What I changed: This made the error stop appearing, but would only create a single SITE plot even though I had two sites. I added quotation marks around my character column SITE when asking my data to group by site. Here is my code below, with the change highlighted:
My first approach
load packages
#library(tidyverse)
#library(dplyr)
#library(ggplot2)
#library(purrr)
simulate data
small_data <- data.frame(
Genus = c("GenusA", "GenusB", "GenusA", "GenusB", "GenusC", "GenusD", "GenusA", "GenusA", "GenusE", "GenusB", "GenusF", "GenusB", "GenusC", "GenusG", "GenusD", "GenusC", "GenusH", "GenusA", "GenusE", "GenusH" ),
target_Genus = c(TRUE, FALSE, TRUE, FALSE, TRUE, TRUE, TRUE, TRUE, FALSE, FALSE, TRUE, FALSE, TRUE, FALSE, TRUE, TRUE, TRUE, TRUE, FALSE, TRUE),
SITE = c("Site1", "Site2", "Site1", "Site2", "Site1", "Site1", "Site2", "Site2", "Site2", "Site2", "Site1", "Site1", "Site2", "Site1", "Site2", "Site1", "Site1", "Site2", "Site2", "Site1"),
Reads = c(100, 150, 200, 120, 180, 300, 30, 96, 240, 190, 176, 358, 209, 652, 102, 280, 320, 520, 760, 120)
)
Group by SITE
grouped_data <- small_data %>%
filter(target_Genus == TRUE) %>%
group_by("SITE") # These are the added quotation marks. Running this code two times, once with group_by(SITE) and once with group_by("SITE"), will replicate the warning message and the fix
Function to create pie chart for each group
create_pie_chart <- function(data) {
unique_groups <- unique(data$Genus)
group_counts <- table(data$Genus)
pie_data <- data.frame(Group = names(group_counts), Count = as.numeric(group_counts))
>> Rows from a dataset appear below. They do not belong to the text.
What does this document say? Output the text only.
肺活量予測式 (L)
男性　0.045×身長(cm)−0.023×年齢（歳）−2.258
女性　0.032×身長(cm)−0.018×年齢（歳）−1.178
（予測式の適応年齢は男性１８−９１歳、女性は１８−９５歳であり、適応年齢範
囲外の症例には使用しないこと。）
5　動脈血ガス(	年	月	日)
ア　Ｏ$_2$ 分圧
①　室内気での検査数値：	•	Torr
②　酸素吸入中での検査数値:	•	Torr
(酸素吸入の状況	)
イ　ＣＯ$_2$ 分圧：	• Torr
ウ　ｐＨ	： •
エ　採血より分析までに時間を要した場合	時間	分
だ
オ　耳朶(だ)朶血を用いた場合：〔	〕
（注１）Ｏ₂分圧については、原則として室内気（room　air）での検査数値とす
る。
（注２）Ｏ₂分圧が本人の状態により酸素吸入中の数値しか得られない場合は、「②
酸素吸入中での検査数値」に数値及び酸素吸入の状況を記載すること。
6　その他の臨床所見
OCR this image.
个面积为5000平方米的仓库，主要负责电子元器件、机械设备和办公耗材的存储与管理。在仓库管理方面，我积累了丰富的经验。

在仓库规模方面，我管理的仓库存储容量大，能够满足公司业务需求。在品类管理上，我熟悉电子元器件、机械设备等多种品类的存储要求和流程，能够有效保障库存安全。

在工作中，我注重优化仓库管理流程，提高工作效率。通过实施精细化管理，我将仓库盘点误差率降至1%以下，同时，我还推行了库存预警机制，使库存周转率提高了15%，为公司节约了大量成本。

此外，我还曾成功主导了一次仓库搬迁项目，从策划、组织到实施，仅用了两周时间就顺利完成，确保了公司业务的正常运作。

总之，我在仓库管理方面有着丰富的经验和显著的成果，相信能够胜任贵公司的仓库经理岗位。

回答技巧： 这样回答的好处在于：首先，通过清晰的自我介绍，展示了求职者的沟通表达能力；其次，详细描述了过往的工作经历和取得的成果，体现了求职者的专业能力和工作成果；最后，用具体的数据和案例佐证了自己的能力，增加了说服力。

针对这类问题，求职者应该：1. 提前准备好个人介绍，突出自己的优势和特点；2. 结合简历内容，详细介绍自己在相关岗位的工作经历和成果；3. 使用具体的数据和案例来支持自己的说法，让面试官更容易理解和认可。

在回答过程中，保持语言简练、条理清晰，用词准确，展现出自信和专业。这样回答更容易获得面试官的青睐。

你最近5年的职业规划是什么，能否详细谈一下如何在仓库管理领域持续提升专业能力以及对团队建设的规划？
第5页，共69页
colors <- rainbow(length(unique_groups))
pie_chart <- ggplot(pie_data, aes(x = "", y = Count, fill = Group)) +
geom_bar(stat = "identity", width = 1) +
coord_polar("y") +
scale_fill_manual(values = colors) +
theme_void() +
ggtitle(paste("Distribution of HAB Genera by SITE:", unique(data$SITE)))
print(pie_chart)
}
Apply the function to each group
grouped_data %>%
group_map(~ create_pie_chart(.))
Because this minor change stopped the warning, but didn't give me my desired plots, I tried another method where I include filtering by SITE inside the for loop to give me all the plots I want.
My second approach
Function to create pie chart for each SITE
create_pie_chart <- function(data) {
unique_sites <- unique(data$SITE)
for (site in unique_sites) {
site_data <- data %>%
filter(target_Genus == TRUE, SITE == site)
if (nrow(site_data) > 0) { # Check if data for the site is available
unique_groups <- unique(site_data$Genus)
group_counts <- table(site_data$Genus)
pie_data <- data.frame(Group = names(group_counts), Count = as.numeric(group_counts))
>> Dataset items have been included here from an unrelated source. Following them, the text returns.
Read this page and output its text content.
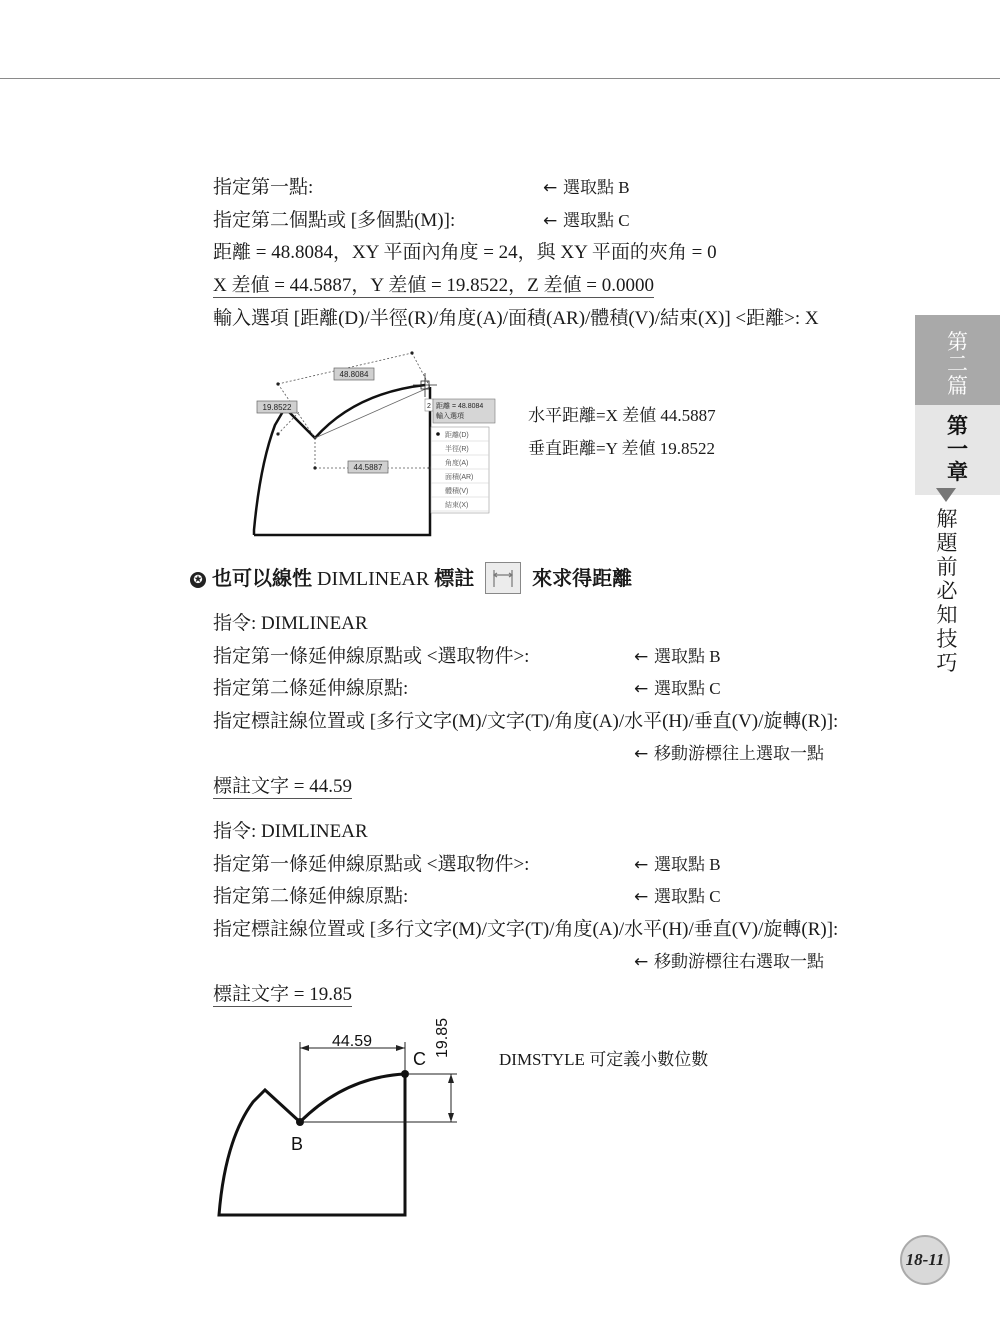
指定第一點:
指定第二個點或 [多個點(M)]:
距離 = 48.8084，XY 平面內角度 = 24，與 XY 平面的夾角 = 0
X 差値 = 44.5887，Y 差値 = 19.8522，Z 差値 = 0.0000
輸入選項 [距離(D)/半徑(R)/角度(A)/面積(AR)/體積(V)/結束(X)] <距離>: X
← 選取點 B
← 選取點 C
48.8084
19.8522
44.5887
2 距離 = 48.8084
輸入選項
距離(D)
半徑(R)
角度(A)
面積(AR)
體積(V)
結束(X)
水平距離=X 差値 44.5887
垂直距離=Y 差値 19.8522
✪ 也可以線性 DIMLINEAR 標註	來求得距離
指令: DIMLINEAR
指定第一條延伸線原點或 <選取物件>:
指定第二條延伸線原點:
指定標註線位置或 [多行文字(M)/文字(T)/角度(A)/水平(H)/垂直(V)/旋轉(R)]:
標註文字 = 44.59
← 選取點 B
← 選取點 C
← 移動游標往上選取一點
指令: DIMLINEAR
指定第一條延伸線原點或 <選取物件>:
指定第二條延伸線原點:
指定標註線位置或 [多行文字(M)/文字(T)/角度(A)/水平(H)/垂直(V)/旋轉(R)]:
標註文字 = 19.85
← 選取點 B
← 選取點 C
← 移動游標往右選取一點
44.59	19.85
B
C	DIMSTYLE 可定義小數位數
第
二
篇
第
一
章
解題前必知技巧
18-11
colors <- rainbow(length(unique_groups))
pie_chart <- ggplot(pie_data, aes(x = "", y = Count, fill = Group)) +
geom_bar(stat = "identity", width = 1) +
coord_polar("y") +
scale_fill_manual(values = colors) +
theme_void() +
ggtitle(paste("Distribution of HAB Genera by SITE:", site))
print(pie_chart)
}
}
}
Apply the function to the data frame
create_pie_chart(small_data)
This second approach where I put the grouping by sites into the for
loop makes the warning disappear, and it creates a plot for every unique site in the SITE column.
That's all! I hope this helps someone! Maybe I have it incorrect, but hopefully at least the reproducible bug is helpful to people who want to figure out the root of the problem.